29/10/2012
Laurence Bittencourt (1)
É consenso dizer que Carlos Drummond de Andrade foi um cético. Sua poesia e ele. Certamente que há exemplos claros em sua vasta obra que parecem corroborar com esse ponto de vista. No entanto, mais do que um cético, penso eu, Drummond foi, na verdade, um estoico, se tomarmos esta palavra como a de alguém que entendeu o sentido último da vida, qual seja, a de que o humano muda pouco em seu primitivismo primordial e que o final que nos cabe está sempre a nos espreitar e que por isso mesmo a grande sabedoria é se tornar imune ao infortúnio que parece comum a todos.

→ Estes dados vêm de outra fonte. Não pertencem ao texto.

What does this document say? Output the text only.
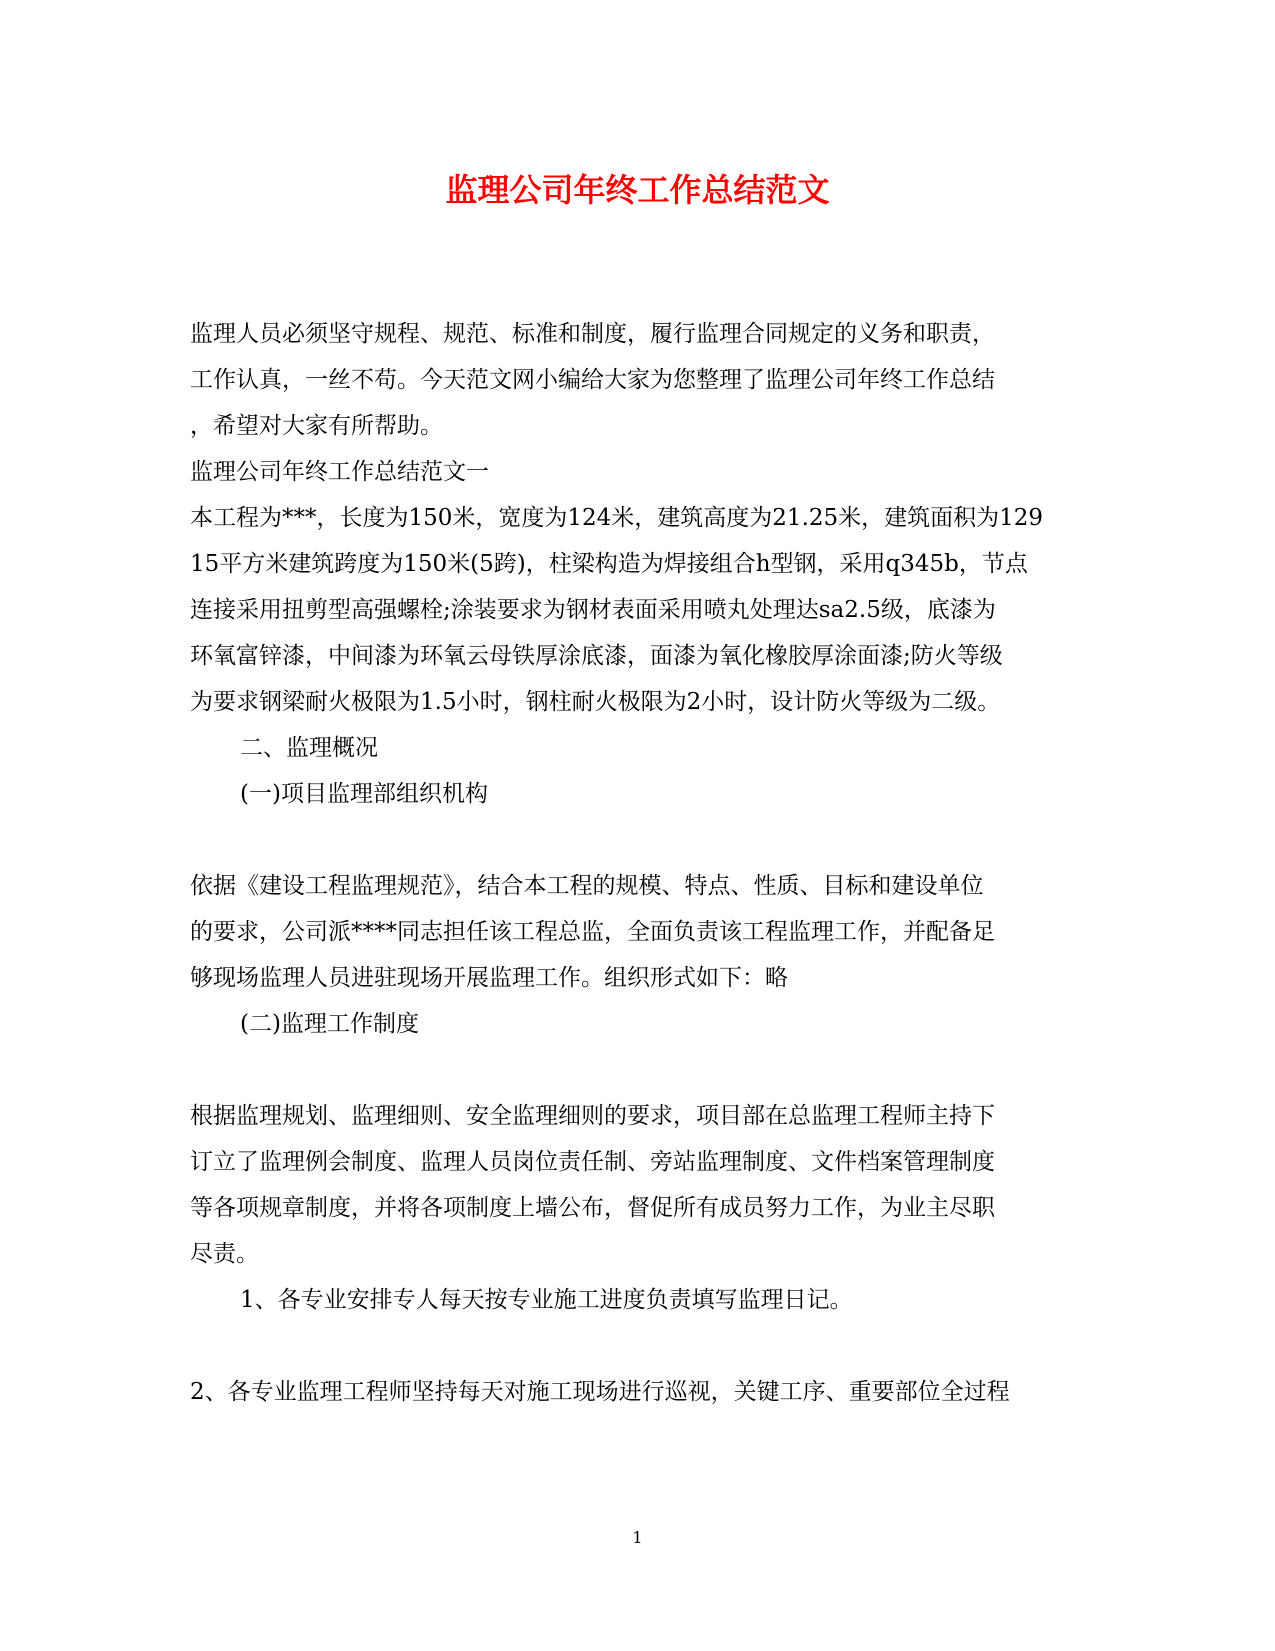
监理公司年终工作总结范文
监理人员必须坚守规程、规范、标准和制度，履行监理合同规定的义务和职责，
工作认真，一丝不苟。今天范文网小编给大家为您整理了监理公司年终工作总结
，希望对大家有所帮助。
监理公司年终工作总结范文一
本工程为***，长度为150米，宽度为124米，建筑高度为21.25米，建筑面积为129
15平方米建筑跨度为150米(5跨)，柱梁构造为焊接组合h型钢，采用q345b，节点
连接采用扭剪型高强螺栓;涂装要求为钢材表面采用喷丸处理达sa2.5级，底漆为
环氧富锌漆，中间漆为环氧云母铁厚涂底漆，面漆为氧化橡胶厚涂面漆;防火等级
为要求钢梁耐火极限为1.5小时，钢柱耐火极限为2小时，设计防火等级为二级。
二、监理概况
(一)项目监理部组织机构
依据《建设工程监理规范》，结合本工程的规模、特点、性质、目标和建设单位
的要求，公司派****同志担任该工程总监，全面负责该工程监理工作，并配备足
够现场监理人员进驻现场开展监理工作。组织形式如下：略
(二)监理工作制度
根据监理规划、监理细则、安全监理细则的要求，项目部在总监理工程师主持下
订立了监理例会制度、监理人员岗位责任制、旁站监理制度、文件档案管理制度
等各项规章制度，并将各项制度上墙公布，督促所有成员努力工作，为业主尽职
尽责。
1、各专业安排专人每天按专业施工进度负责填写监理日记。
2、各专业监理工程师坚持每天对施工现场进行巡视，关键工序、重要部位全过程
1
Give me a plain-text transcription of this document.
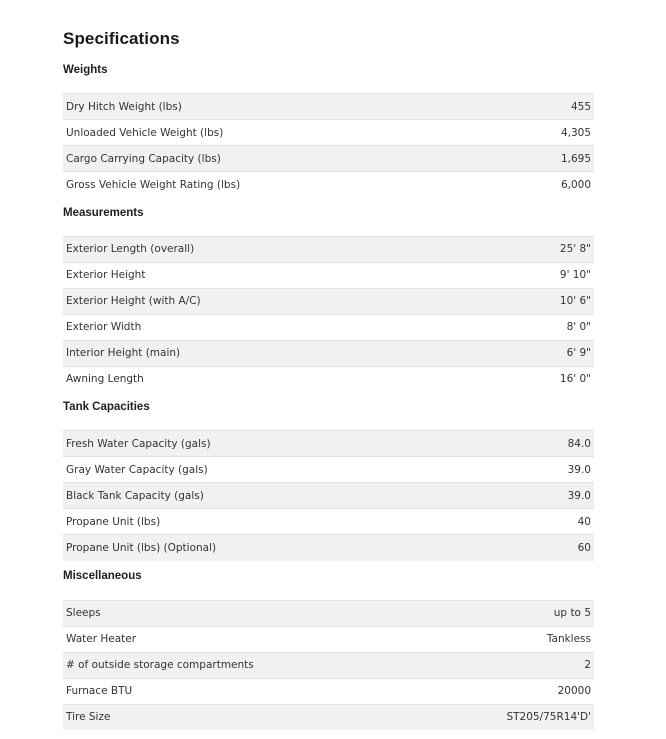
Specifications
Weights
Dry Hitch Weight (lbs)	455
Unloaded Vehicle Weight (lbs)	4,305
Cargo Carrying Capacity (lbs)	1,695
Gross Vehicle Weight Rating (lbs)	6,000
Measurements
Exterior Length (overall)	25' 8"
Exterior Height	9' 10"
Exterior Height (with A/C)	10' 6"
Exterior Width	8' 0"
Interior Height (main)	6' 9"
Awning Length	16' 0"
Tank Capacities
Fresh Water Capacity (gals)	84.0
Gray Water Capacity (gals)	39.0
Black Tank Capacity (gals)	39.0
Propane Unit (lbs)	40
Propane Unit (lbs) (Optional)	60
Miscellaneous
Sleeps	up to 5
Water Heater	Tankless
# of outside storage compartments	2
Furnace BTU	20000
Tire Size	ST205/75R14'D'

Um dos altos momentos de estoicismo em sua poesia pode ser verificado no seu poema “A procura da poesia” em que Drummond refaz com a maestria própria de quem já refletiu bastante sobre a condição humana: “Não dramatizes, não invoques,
não indagues. Não percas tempo em mentir…Teu iate de marfim, teu sapato de diamante, vossas mazurcas e abusões, vossos esqueletos de família desaparecem na curva do tempo, é algo imprestável”.
não indagues. Não percas tempo em mentir…Teu iate de marfim, teu sapato de diamante, vossas mazurcas e abusões, vossos esqueletos de família desaparecem na curva do tempo, é algo imprestável”.
Muito mais que um pessimista, Drummond foi um estoico. Um valoroso e derradeiro estoico, essa filosofia que caiu em desuso, se fez pobre e sem valor, em um tempo de “homens partidos”, como ele próprio anuncia em outro momento grandioso da sua moderna poesia brasileira: “A hora pressentida esmigalha-se em pó na rua. Os homens pedem carne. Fogo. Sapatos. As leis não bastam. Os lírios não nascem da lei. Meu nome é tumulto, e escreve-se na pedra”.
A condição de estoico, como se depreende do seu fazer poético, não se mostra inata, e sim, se chega por um processo de maturação, de alquimia, de sofrimento, num drama interior em que o momento de concluir nunca precede a angústia, e mais ainda, sem a busca sintética de um momento esperado, mas apenas virtual e imaginário.
A grande síntese fausto-goethiana em Drummond aparece com força momentosa em seu poema “Nosso tempo”, numa luta urdida no interior do ser. A divisão humana cobra seu preço diante de um Fausto quase em delírio a soçobrar dissabores contínuos, “esse é um tempo de divisas, tempo de gente cortada. De mãos viajando sem braços, obscenos gestos avulsos”, revelando, portanto, um marcador assimétrico e implacável do tempo, inapelável diante de uma ordem social imposta, em que a única saída é não perder a condição verbal para contar a grande história: “E continuamos. É tempo de muletas. Tempo de mortos faladores e velhas paraliticas, nostálgicas de bailado, mas ainda é tempo de viver e contar”.
O grão-vizir e sua placidez do fundo de um soterramento que não se dissipa encontra espaço e revela a face que lhe cabe, que lhe coube na grande horda soturna, ambulante, certamente fútil, inútil, das falas pobres, “Escuta a pequena hora noturna de compensação, leituras”, contraponto necessário ao inócuo e vazio como prenúncio: “escuta o horrível emprego do dia em todos os países de fala humana, a falsificação das palavras pingando nos jornais, o mundo irreal dos cartórios onde a propriedade é um bolo com flores”.
Drummond foi um estoico. Derradeiro e firme estoico. Afinal o que nos cabe na esteira rolante da vida. Vale como uma clausula pétrea ainda que discordante para tantos.